A Los Angeles Superior Court commissioner ruled this week that Inglewood school board member Caroline Coleman must stand trial on a charge of embezzling more than $1,200 in district funds.
At a pretrial conference Tuesday, Commissioner Sam Bubrick set Coleman's trial for Sept. 19 after denying a request by her attorney, Johnnie Cochran, that the felony charge be dropped on grounds of insufficient evidence.
While acknowledging that the case "has obvious political overtones," Bubrick ruled that "there is enough evidence against the defendant" to let the case go to trial.

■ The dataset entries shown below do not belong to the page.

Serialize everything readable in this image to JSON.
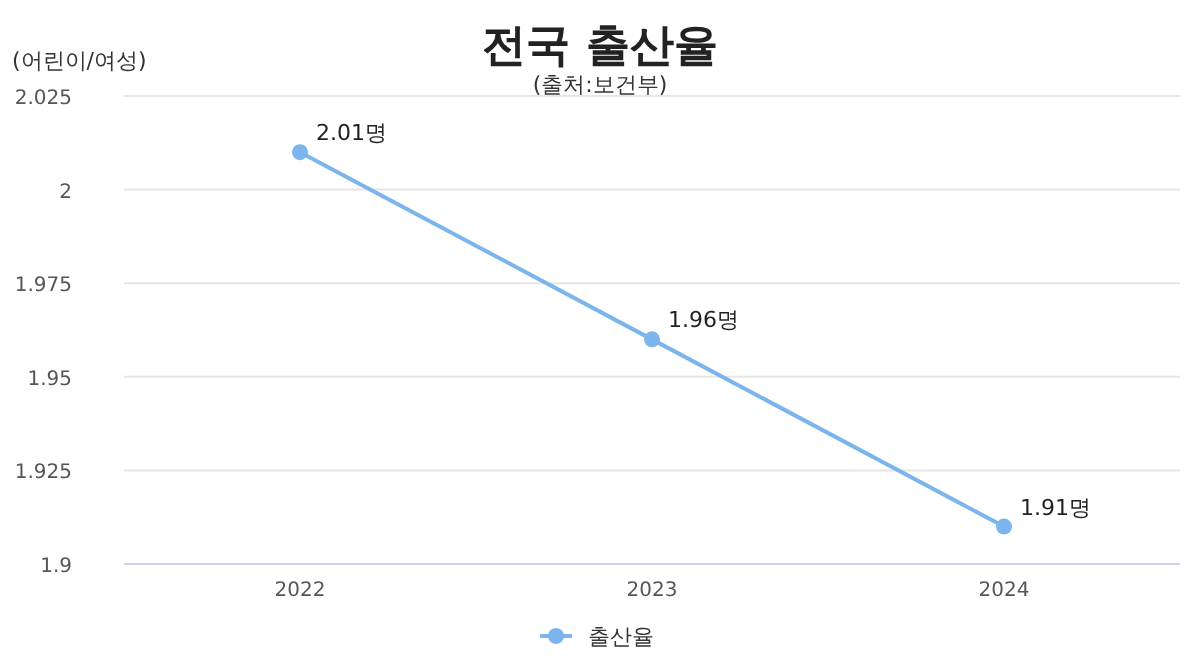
{
  "chart_data": {
    "type": "line",
    "title": "전국 출산율",
    "subtitle": "(출처:보건부)",
    "ylabel": "(어린이/여성)",
    "categories": [
      "2022",
      "2023",
      "2024"
    ],
    "series": [
      {
        "name": "출산율",
        "color": "#7cb5ec",
        "values": [
          2.01,
          1.96,
          1.91
        ],
        "value_labels": [
          "2.01명",
          "1.96명",
          "1.91명"
        ]
      }
    ],
    "ylim": [
      1.9,
      2.025
    ],
    "yticks": [
      1.9,
      1.925,
      1.95,
      1.975,
      2,
      2.025
    ],
    "grid": "y",
    "legend": "bottom",
    "marker": "circle",
    "line_style": "solid"
  }
}
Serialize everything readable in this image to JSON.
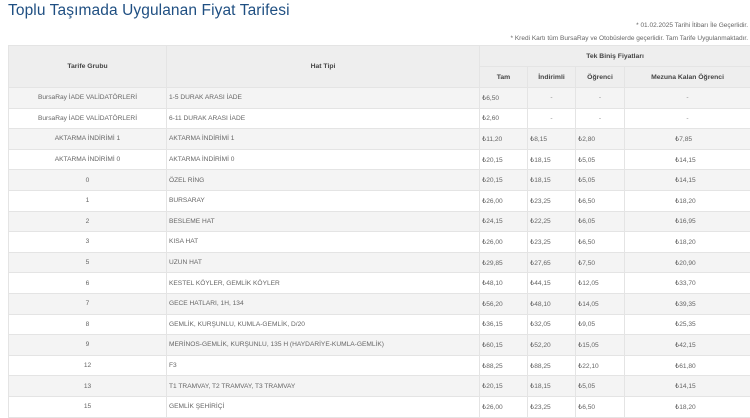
{
  "title": "Toplu Taşımada Uygulanan Fiyat Tarifesi",
  "notes": [
    "* 01.02.2025 Tarihi İtibarı İle Geçerlidir.",
    "* Kredi Kartı tüm BursaRay ve Otobüslerde geçerlidir. Tam Tarife Uygulanmaktadır."
  ],
  "headers": {
    "group": "Tarife Grubu",
    "line_type": "Hat Tipi",
    "single_fare": "Tek Biniş Fiyatları",
    "tam": "Tam",
    "indirimli": "İndirimli",
    "ogrenci": "Öğrenci",
    "mezuna": "Mezuna Kalan Öğrenci"
  },
  "rows": [
    {
      "group": "BursaRay İADE VALİDATÖRLERİ",
      "line": "1-5 DURAK ARASI İADE",
      "tam": "₺6,50",
      "indirimli": "-",
      "ogrenci": "-",
      "mezuna": "-"
    },
    {
      "group": "BursaRay İADE VALİDATÖRLERİ",
      "line": "6-11 DURAK ARASI İADE",
      "tam": "₺2,60",
      "indirimli": "-",
      "ogrenci": "-",
      "mezuna": "-"
    },
    {
      "group": "AKTARMA İNDİRİMİ 1",
      "line": "AKTARMA İNDİRİMİ 1",
      "tam": "₺11,20",
      "indirimli": "₺8,15",
      "ogrenci": "₺2,80",
      "mezuna": "₺7,85"
    },
    {
      "group": "AKTARMA İNDİRİMİ 0",
      "line": "AKTARMA İNDİRİMİ 0",
      "tam": "₺20,15",
      "indirimli": "₺18,15",
      "ogrenci": "₺5,05",
      "mezuna": "₺14,15"
    },
    {
      "group": "0",
      "line": "ÖZEL RİNG",
      "tam": "₺20,15",
      "indirimli": "₺18,15",
      "ogrenci": "₺5,05",
      "mezuna": "₺14,15"
    },
    {
      "group": "1",
      "line": "BURSARAY",
      "tam": "₺26,00",
      "indirimli": "₺23,25",
      "ogrenci": "₺6,50",
      "mezuna": "₺18,20"
    },
    {
      "group": "2",
      "line": "BESLEME HAT",
      "tam": "₺24,15",
      "indirimli": "₺22,25",
      "ogrenci": "₺6,05",
      "mezuna": "₺16,95"
    },
    {
      "group": "3",
      "line": "KISA HAT",
      "tam": "₺26,00",
      "indirimli": "₺23,25",
      "ogrenci": "₺6,50",
      "mezuna": "₺18,20"
    },
    {
      "group": "5",
      "line": "UZUN HAT",
      "tam": "₺29,85",
      "indirimli": "₺27,65",
      "ogrenci": "₺7,50",
      "mezuna": "₺20,90"
    },
    {
      "group": "6",
      "line": "KESTEL KÖYLER, GEMLİK KÖYLER",
      "tam": "₺48,10",
      "indirimli": "₺44,15",
      "ogrenci": "₺12,05",
      "mezuna": "₺33,70"
    },
    {
      "group": "7",
      "line": "GECE HATLARI, 1H, 134",
      "tam": "₺56,20",
      "indirimli": "₺48,10",
      "ogrenci": "₺14,05",
      "mezuna": "₺39,35"
    },
    {
      "group": "8",
      "line": "GEMLİK, KURŞUNLU, KUMLA-GEMLİK, D/20",
      "tam": "₺36,15",
      "indirimli": "₺32,05",
      "ogrenci": "₺9,05",
      "mezuna": "₺25,35"
    },
    {
      "group": "9",
      "line": "MERİNOS-GEMLİK, KURŞUNLU, 135 H (HAYDARİYE-KUMLA-GEMLİK)",
      "tam": "₺60,15",
      "indirimli": "₺52,20",
      "ogrenci": "₺15,05",
      "mezuna": "₺42,15"
    },
    {
      "group": "12",
      "line": "F3",
      "tam": "₺88,25",
      "indirimli": "₺88,25",
      "ogrenci": "₺22,10",
      "mezuna": "₺61,80"
    },
    {
      "group": "13",
      "line": "T1 TRAMVAY, T2 TRAMVAY, T3 TRAMVAY",
      "tam": "₺20,15",
      "indirimli": "₺18,15",
      "ogrenci": "₺5,05",
      "mezuna": "₺14,15"
    },
    {
      "group": "15",
      "line": "GEMLİK ŞEHİRİÇİ",
      "tam": "₺26,00",
      "indirimli": "₺23,25",
      "ogrenci": "₺6,50",
      "mezuna": "₺18,20"
    }
  ]
}
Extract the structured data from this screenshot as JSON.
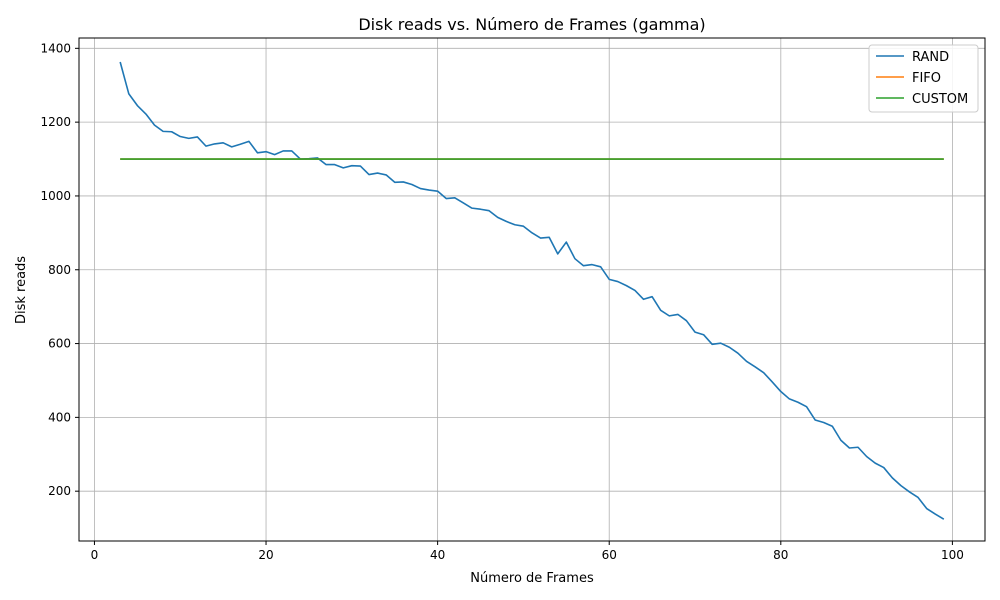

Coleman, 48, is accused of taking more than $1,200 in district funds to attend an education conference in New Orleans in November, 1983, and then failing to attend the conference. Prosecutors claim that Coleman filed phony expense vouchers for more than $1,500, including false plane-ticket receipts and a photocopy of an uncashed check for registration fees she claimed to have paid.
Upon receiving the expense claims, then-school board President William (Tony) Draper asked the Los Angeles district attorney's office to investigate Coleman, who is part of a faction on the school board that often has tangled with Draper.
Coleman, who has pleaded innocent, said Tuesday she is eager to get the matter resolved. A three-term board member, she has been suspended without pay from her job as a county probation officer. If convicted, she faces up to three years in prison, loss of the county job and removal from office.